Paramedic apprentices 'learn as they earn' in new boost to ambulance workforce

WATCH: ITV News Meridian's Kit Bradshaw speaks to the first apprentice paramedics to graduate

A new paramedic apprenticeship programme has been hailed as a “fantastic opportunity” for ambulance workers to “learn as they earn”.

The first cohort has begun working on the front line in the South East, following two years of on-the-job training and study.

Grace Johnson, from Dartford in Kent, said: “I was nervous, applying for a brand new role again. But it was a great opportunity because I wanted to be able to work and do a degree at the same time.”

“I own a house, I have a life now, and knowing I didn’t have to worry about bills and my mortgage had a massive impact.”

Grace had previously worked as an ambulance practitioner. She was among 12 apprentices from the South East Coast Ambulance Service (SECAmb) to graduate at a ceremony in Carlisle in July.

They were among 200 newly qualified paramedics from NHS trusts across England. Training was delivered at regional centres, with the degrees awarded by the University of Cumbria.

Grace Johnson (left) alongside other paramedic graduates from the South East at a ceremony in Carlisle last month. Credit: SECAmb

It follows the release of new figures showing that the number of staff quitting the ambulance service has increased over recent years, with thousands of job vacancies across the country.
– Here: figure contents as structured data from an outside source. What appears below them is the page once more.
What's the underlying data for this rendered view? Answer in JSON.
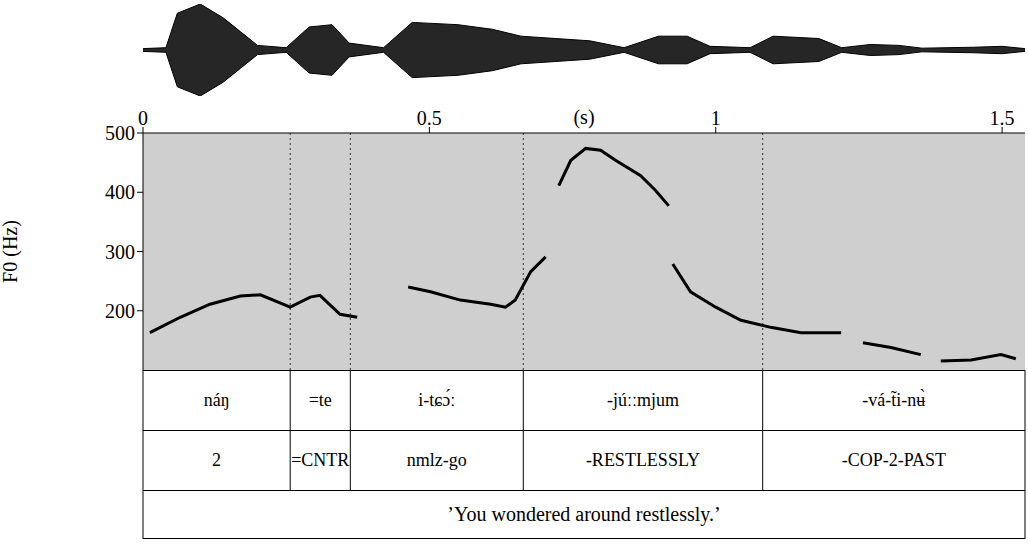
{
  "chart_data": [
    {
      "type": "area",
      "x": [
        0,
        0.04,
        0.06,
        0.1,
        0.14,
        0.17,
        0.2,
        0.25,
        0.29,
        0.33,
        0.36,
        0.42,
        0.47,
        0.55,
        0.61,
        0.66,
        0.72,
        0.78,
        0.84,
        0.9,
        0.95,
        0.99,
        1.06,
        1.1,
        1.18,
        1.22,
        1.27,
        1.32,
        1.36,
        1.45,
        1.5,
        1.54
      ],
      "values": [
        0.03,
        0.05,
        0.8,
        1.0,
        0.7,
        0.4,
        0.1,
        0.05,
        0.5,
        0.55,
        0.15,
        0.05,
        0.6,
        0.55,
        0.45,
        0.3,
        0.25,
        0.2,
        0.05,
        0.3,
        0.3,
        0.08,
        0.05,
        0.3,
        0.25,
        0.05,
        0.12,
        0.1,
        0.04,
        0.06,
        0.08,
        0.03
      ],
      "color": "#000000",
      "xlim": [
        0,
        1.54
      ],
      "ylim": [
        -1,
        1
      ],
      "tick_labels": false
    },
    {
      "type": "line",
      "x": [
        0.012,
        0.065,
        0.117,
        0.17,
        0.205,
        0.257,
        0.292,
        0.309,
        0.344,
        0.374,
        0.42,
        0.463,
        0.502,
        0.554,
        0.607,
        0.633,
        0.65,
        0.677,
        0.703,
        0.715,
        0.726,
        0.747,
        0.773,
        0.799,
        0.825,
        0.869,
        0.895,
        0.918,
        0.921,
        0.925,
        0.956,
        1.0,
        1.044,
        1.096,
        1.149,
        1.184,
        1.219,
        1.238,
        1.257,
        1.306,
        1.358,
        1.375,
        1.393,
        1.446,
        1.498,
        1.524
      ],
      "values": [
        163,
        189,
        211,
        225,
        227,
        206,
        223,
        226,
        194,
        189,
        null,
        240,
        232,
        218,
        211,
        206,
        218,
        266,
        291,
        null,
        411,
        454,
        474,
        471,
        454,
        428,
        403,
        377,
        null,
        279,
        232,
        206,
        184,
        172,
        163,
        163,
        163,
        null,
        146,
        138,
        126,
        null,
        115,
        117,
        126,
        119
      ],
      "color": "#000000",
      "xlim": [
        0,
        1.54
      ],
      "xticks": [
        0,
        0.5,
        1,
        1.5
      ],
      "xlabel": "(s)",
      "ylabel": "F0 (Hz)",
      "ylim": [
        100,
        500
      ],
      "yticks": [
        200,
        300,
        400,
        500
      ],
      "grid": false
    }
  ],
  "annotation": {
    "boundaries": [
      0.257,
      0.362,
      0.664,
      1.082
    ],
    "tiers": [
      [
        "náŋ",
        "=te",
        "i-tɕɔ́ː",
        "-júːːmjum",
        "-vá-t̃i-nʉ̀"
      ],
      [
        "2",
        "=CNTR",
        "nmlz-go",
        "-RESTLESSLY",
        "-COP-2-PAST"
      ],
      [
        "’You wondered around restlessly.’"
      ]
    ]
  }
}
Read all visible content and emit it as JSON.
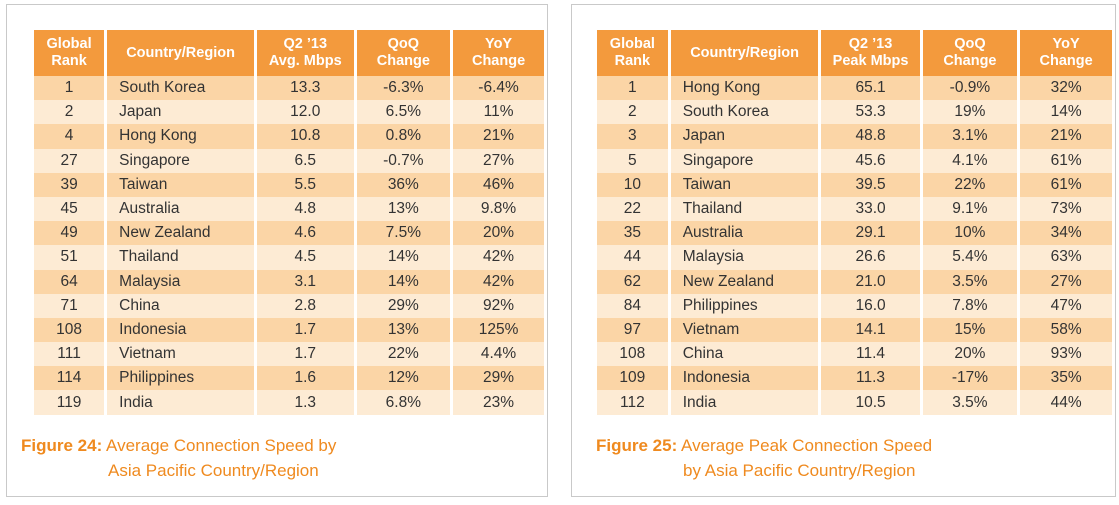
{
  "figure24": {
    "headers": {
      "rank": [
        "Global",
        "Rank"
      ],
      "country": "Country/Region",
      "metric": [
        "Q2 ’13",
        "Avg. Mbps"
      ],
      "qoq": [
        "QoQ",
        "Change"
      ],
      "yoy": [
        "YoY",
        "Change"
      ]
    },
    "rows": [
      {
        "rank": "1",
        "country": "South Korea",
        "value": "13.3",
        "qoq": "-6.3%",
        "yoy": "-6.4%"
      },
      {
        "rank": "2",
        "country": "Japan",
        "value": "12.0",
        "qoq": "6.5%",
        "yoy": "11%"
      },
      {
        "rank": "4",
        "country": "Hong Kong",
        "value": "10.8",
        "qoq": "0.8%",
        "yoy": "21%"
      },
      {
        "rank": "27",
        "country": "Singapore",
        "value": "6.5",
        "qoq": "-0.7%",
        "yoy": "27%"
      },
      {
        "rank": "39",
        "country": "Taiwan",
        "value": "5.5",
        "qoq": "36%",
        "yoy": "46%"
      },
      {
        "rank": "45",
        "country": "Australia",
        "value": "4.8",
        "qoq": "13%",
        "yoy": "9.8%"
      },
      {
        "rank": "49",
        "country": "New Zealand",
        "value": "4.6",
        "qoq": "7.5%",
        "yoy": "20%"
      },
      {
        "rank": "51",
        "country": "Thailand",
        "value": "4.5",
        "qoq": "14%",
        "yoy": "42%"
      },
      {
        "rank": "64",
        "country": "Malaysia",
        "value": "3.1",
        "qoq": "14%",
        "yoy": "42%"
      },
      {
        "rank": "71",
        "country": "China",
        "value": "2.8",
        "qoq": "29%",
        "yoy": "92%"
      },
      {
        "rank": "108",
        "country": "Indonesia",
        "value": "1.7",
        "qoq": "13%",
        "yoy": "125%"
      },
      {
        "rank": "111",
        "country": "Vietnam",
        "value": "1.7",
        "qoq": "22%",
        "yoy": "4.4%"
      },
      {
        "rank": "114",
        "country": "Philippines",
        "value": "1.6",
        "qoq": "12%",
        "yoy": "29%"
      },
      {
        "rank": "119",
        "country": "India",
        "value": "1.3",
        "qoq": "6.8%",
        "yoy": "23%"
      }
    ],
    "caption": {
      "label": "Figure 24:",
      "line1": "Average Connection Speed by",
      "line2": "Asia Pacific Country/Region"
    }
  },
  "figure25": {
    "headers": {
      "rank": [
        "Global",
        "Rank"
      ],
      "country": "Country/Region",
      "metric": [
        "Q2 ’13",
        "Peak Mbps"
      ],
      "qoq": [
        "QoQ",
        "Change"
      ],
      "yoy": [
        "YoY",
        "Change"
      ]
    },
    "rows": [
      {
        "rank": "1",
        "country": "Hong Kong",
        "value": "65.1",
        "qoq": "-0.9%",
        "yoy": "32%"
      },
      {
        "rank": "2",
        "country": "South Korea",
        "value": "53.3",
        "qoq": "19%",
        "yoy": "14%"
      },
      {
        "rank": "3",
        "country": "Japan",
        "value": "48.8",
        "qoq": "3.1%",
        "yoy": "21%"
      },
      {
        "rank": "5",
        "country": "Singapore",
        "value": "45.6",
        "qoq": "4.1%",
        "yoy": "61%"
      },
      {
        "rank": "10",
        "country": "Taiwan",
        "value": "39.5",
        "qoq": "22%",
        "yoy": "61%"
      },
      {
        "rank": "22",
        "country": "Thailand",
        "value": "33.0",
        "qoq": "9.1%",
        "yoy": "73%"
      },
      {
        "rank": "35",
        "country": "Australia",
        "value": "29.1",
        "qoq": "10%",
        "yoy": "34%"
      },
      {
        "rank": "44",
        "country": "Malaysia",
        "value": "26.6",
        "qoq": "5.4%",
        "yoy": "63%"
      },
      {
        "rank": "62",
        "country": "New Zealand",
        "value": "21.0",
        "qoq": "3.5%",
        "yoy": "27%"
      },
      {
        "rank": "84",
        "country": "Philippines",
        "value": "16.0",
        "qoq": "7.8%",
        "yoy": "47%"
      },
      {
        "rank": "97",
        "country": "Vietnam",
        "value": "14.1",
        "qoq": "15%",
        "yoy": "58%"
      },
      {
        "rank": "108",
        "country": "China",
        "value": "11.4",
        "qoq": "20%",
        "yoy": "93%"
      },
      {
        "rank": "109",
        "country": "Indonesia",
        "value": "11.3",
        "qoq": "-17%",
        "yoy": "35%"
      },
      {
        "rank": "112",
        "country": "India",
        "value": "10.5",
        "qoq": "3.5%",
        "yoy": "44%"
      }
    ],
    "caption": {
      "label": "Figure 25:",
      "line1": "Average Peak Connection Speed",
      "line2": "by Asia Pacific Country/Region"
    }
  },
  "colors": {
    "header_orange": "#f39a3d",
    "row_dark": "#fbd5a6",
    "row_light": "#fdebd4",
    "caption_orange": "#ef8a1f"
  }
}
SECAmb Consultant Paramedic responsible for Clinical Education, Ashley Richardson said: “The apprenticeship degree programme provides colleagues who are already employed by SECAmb with a fantastic opportunity for career progression and to qualify as paramedics.

“The main difference compared to a traditional undergraduate degree is that the apprenticeship route gives you an opportunity to learn as you earn. You are a paid employee of the ambulance trust while undertaking your academic studies. That really does open up opportunity to all.”

The apprenticeship takes two years, as opposed to the three years of a traditional degree in paramedic science. With apprentices not having to pay student fees, and receiving a salary while they complete their studies.

It’s hoped that in the years to come a quarter of new paramedics qualifying each year will be apprentices.